In 2020, the military began an operation to manipulate public opinion to increase adherence to government direction and reduce civil disobedience. This was an explicit attempt to manufacture consent and control subjects. The techniques used were drawn directly from military operations in Afghanistan and elsewhere. Over one-million-dollars was spent on training for this operation before it was shut down. Even after being officially shut down, the operation continued for six more months.
In another operation, a military propaganda unit in Nova Scotia forged a document from the Department of Lands and Forestry warning residents that wolves had been reintroduced into the area. They also tested propaganda systems by playing wolf calls from loudspeakers. This was unrelated to health measures but exploited present conditions. The military claims that this particular operation was the result of incompetent individuals and a lack of oversight. However, other operations demonstrate that it was not isolated.
The military exploited the pandemic to experiment with the application of psychological operations developed for warfare to domestic populations. It has been claimed that the military did not receive permission from the federal government to carry this out. However, regardless of whether or not governmental permission was explicitly given, the campaign must be viewed in direct relation to other state efforts to combat the pandemic and control populations.

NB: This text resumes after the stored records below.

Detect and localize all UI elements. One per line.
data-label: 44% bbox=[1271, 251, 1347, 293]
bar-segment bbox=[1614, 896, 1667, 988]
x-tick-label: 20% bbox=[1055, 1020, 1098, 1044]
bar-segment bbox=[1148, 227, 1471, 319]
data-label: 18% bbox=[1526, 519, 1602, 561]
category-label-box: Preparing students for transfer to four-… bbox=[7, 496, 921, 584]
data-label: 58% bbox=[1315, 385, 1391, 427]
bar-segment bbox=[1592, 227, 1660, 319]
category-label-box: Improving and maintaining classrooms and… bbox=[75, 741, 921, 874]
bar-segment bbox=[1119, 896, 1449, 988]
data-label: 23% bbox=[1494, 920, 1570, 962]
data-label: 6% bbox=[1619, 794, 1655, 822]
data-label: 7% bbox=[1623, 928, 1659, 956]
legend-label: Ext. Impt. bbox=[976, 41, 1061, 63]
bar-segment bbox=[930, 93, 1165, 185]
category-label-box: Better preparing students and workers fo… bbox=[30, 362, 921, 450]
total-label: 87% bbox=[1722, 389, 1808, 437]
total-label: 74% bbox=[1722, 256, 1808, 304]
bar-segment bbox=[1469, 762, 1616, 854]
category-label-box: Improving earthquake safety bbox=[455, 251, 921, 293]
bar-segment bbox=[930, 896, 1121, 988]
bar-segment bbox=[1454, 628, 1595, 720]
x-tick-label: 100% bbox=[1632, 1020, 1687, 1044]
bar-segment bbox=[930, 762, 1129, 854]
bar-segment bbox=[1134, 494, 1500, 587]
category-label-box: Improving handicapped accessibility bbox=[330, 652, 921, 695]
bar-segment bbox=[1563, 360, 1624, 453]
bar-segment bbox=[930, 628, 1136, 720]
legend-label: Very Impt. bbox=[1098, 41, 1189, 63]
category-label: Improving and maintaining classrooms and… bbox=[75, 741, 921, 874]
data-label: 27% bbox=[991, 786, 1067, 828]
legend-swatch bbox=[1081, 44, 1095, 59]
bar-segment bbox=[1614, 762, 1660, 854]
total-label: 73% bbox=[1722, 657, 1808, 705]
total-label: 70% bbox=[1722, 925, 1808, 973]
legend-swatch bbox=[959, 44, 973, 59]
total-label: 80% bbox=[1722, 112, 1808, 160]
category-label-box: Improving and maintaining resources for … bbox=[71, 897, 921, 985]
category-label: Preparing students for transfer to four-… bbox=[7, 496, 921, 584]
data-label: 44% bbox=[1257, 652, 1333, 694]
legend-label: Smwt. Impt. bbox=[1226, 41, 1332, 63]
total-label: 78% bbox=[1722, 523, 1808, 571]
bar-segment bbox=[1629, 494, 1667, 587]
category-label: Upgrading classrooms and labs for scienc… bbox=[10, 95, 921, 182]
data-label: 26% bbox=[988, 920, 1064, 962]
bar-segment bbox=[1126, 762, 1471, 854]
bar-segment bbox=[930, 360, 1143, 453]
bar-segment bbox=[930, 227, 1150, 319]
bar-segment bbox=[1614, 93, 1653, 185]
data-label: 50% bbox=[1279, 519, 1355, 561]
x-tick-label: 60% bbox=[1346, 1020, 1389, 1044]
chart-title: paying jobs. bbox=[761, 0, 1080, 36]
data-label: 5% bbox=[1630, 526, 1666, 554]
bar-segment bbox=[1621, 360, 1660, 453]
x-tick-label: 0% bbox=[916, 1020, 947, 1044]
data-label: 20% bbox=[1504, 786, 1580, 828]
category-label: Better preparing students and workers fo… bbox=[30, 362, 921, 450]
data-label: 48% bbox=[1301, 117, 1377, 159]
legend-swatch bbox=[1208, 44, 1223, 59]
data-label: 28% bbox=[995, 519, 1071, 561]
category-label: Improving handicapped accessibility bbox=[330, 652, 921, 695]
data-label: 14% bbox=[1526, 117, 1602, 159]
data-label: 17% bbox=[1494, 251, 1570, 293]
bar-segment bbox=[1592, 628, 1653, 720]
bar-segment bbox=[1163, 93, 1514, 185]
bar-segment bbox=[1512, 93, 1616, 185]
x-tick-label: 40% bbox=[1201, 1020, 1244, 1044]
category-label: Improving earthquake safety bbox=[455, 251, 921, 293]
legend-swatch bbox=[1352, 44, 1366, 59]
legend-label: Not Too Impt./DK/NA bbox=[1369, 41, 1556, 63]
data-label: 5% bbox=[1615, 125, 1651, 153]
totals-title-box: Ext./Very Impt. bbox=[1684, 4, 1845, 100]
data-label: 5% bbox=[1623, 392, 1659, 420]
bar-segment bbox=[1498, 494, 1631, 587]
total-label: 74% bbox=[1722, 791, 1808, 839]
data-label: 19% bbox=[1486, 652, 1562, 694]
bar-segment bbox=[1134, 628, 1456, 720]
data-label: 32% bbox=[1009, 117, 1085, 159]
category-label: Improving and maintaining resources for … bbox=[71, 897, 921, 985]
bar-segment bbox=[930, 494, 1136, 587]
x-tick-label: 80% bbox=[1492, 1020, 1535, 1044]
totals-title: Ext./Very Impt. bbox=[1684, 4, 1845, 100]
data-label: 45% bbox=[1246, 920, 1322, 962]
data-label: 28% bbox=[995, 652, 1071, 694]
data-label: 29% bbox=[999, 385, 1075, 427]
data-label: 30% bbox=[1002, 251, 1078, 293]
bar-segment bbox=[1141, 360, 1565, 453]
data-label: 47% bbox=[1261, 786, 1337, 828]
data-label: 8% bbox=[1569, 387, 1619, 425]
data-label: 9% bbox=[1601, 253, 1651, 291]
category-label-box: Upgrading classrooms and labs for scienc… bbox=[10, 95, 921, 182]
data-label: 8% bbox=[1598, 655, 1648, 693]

The prevalence of right-wing conspiracy theories and a general desire to aid COVID response efforts quells much critique. However, the state has consistently put the interests of business owners and professional classes over the interests of the workers. It has enabled the wealthiest elites to reap profits, landlords to raise rents, developers to drive up housing prices, and corporations to capitalize on the need for vaccinations. It is time to acknowledge that it is necessary to support public action to stop the pandemic and simultaneously condemn repressive state action.
As the Public Health Agency of Canada has demonstrated, government bodies are state, not public, institutions. And the state has responded to the pandemic by attempting to exert extreme control over populations. Rather than restructuring systems of inequity and exploitation, which allowed the pandemic to unfold so destructively, it has focused upon policing.
These authoritarian acts cannot be viewed in isolation and should not be understood as errors in judgement. Since the nineteenth century, Canada has consistently surveilled populations in an attempt to control and quell political dissent. The actions of the military and Public Health are not new. They are part of an ever-intensifying practice. Unprecedented conditions established by the pandemic have provided a particularly intense environment in which these efforts have concentrated.
The Public Health Agency secretly tracked the locations and movements of most people in Canada to evaluate the effectiveness of lockdown measures – measures of physical public control. This surveillance was only revealed after the fact. This is cause for concern, regardless of claims of benevolence. The agency has since stated that data was “de-identified” and, therefore, that there are “no concerns under the Privacy Act.” Such a response attests to the normalization of mass surveillance and the perception that the consent of those surveilled does not need to be given. The fact that this was undertaken in relation to the pandemic should not reduce its significance; nor should the fact that this was carried out by a health rather than military body.
By adhering to lockdown measures and public health guidance, people put immense faith in the hands of state authorities. Public Health exploited this trust. The connection between this surveillance and previously identified military operations cannot be ignored as the military has been deployed specifically to carry out public health activities during this pandemic.
We should be cultivating a consensual and collaborative response to COVID-19. The state’s reliance on repression does not allow for this. Far from addressing the societal factors which have contributed to the severity of the pandemic, it continues to reinforce them. Without effectively critiquing structural issues, this response will continue. The risk, and inevitability, of repetition will remain.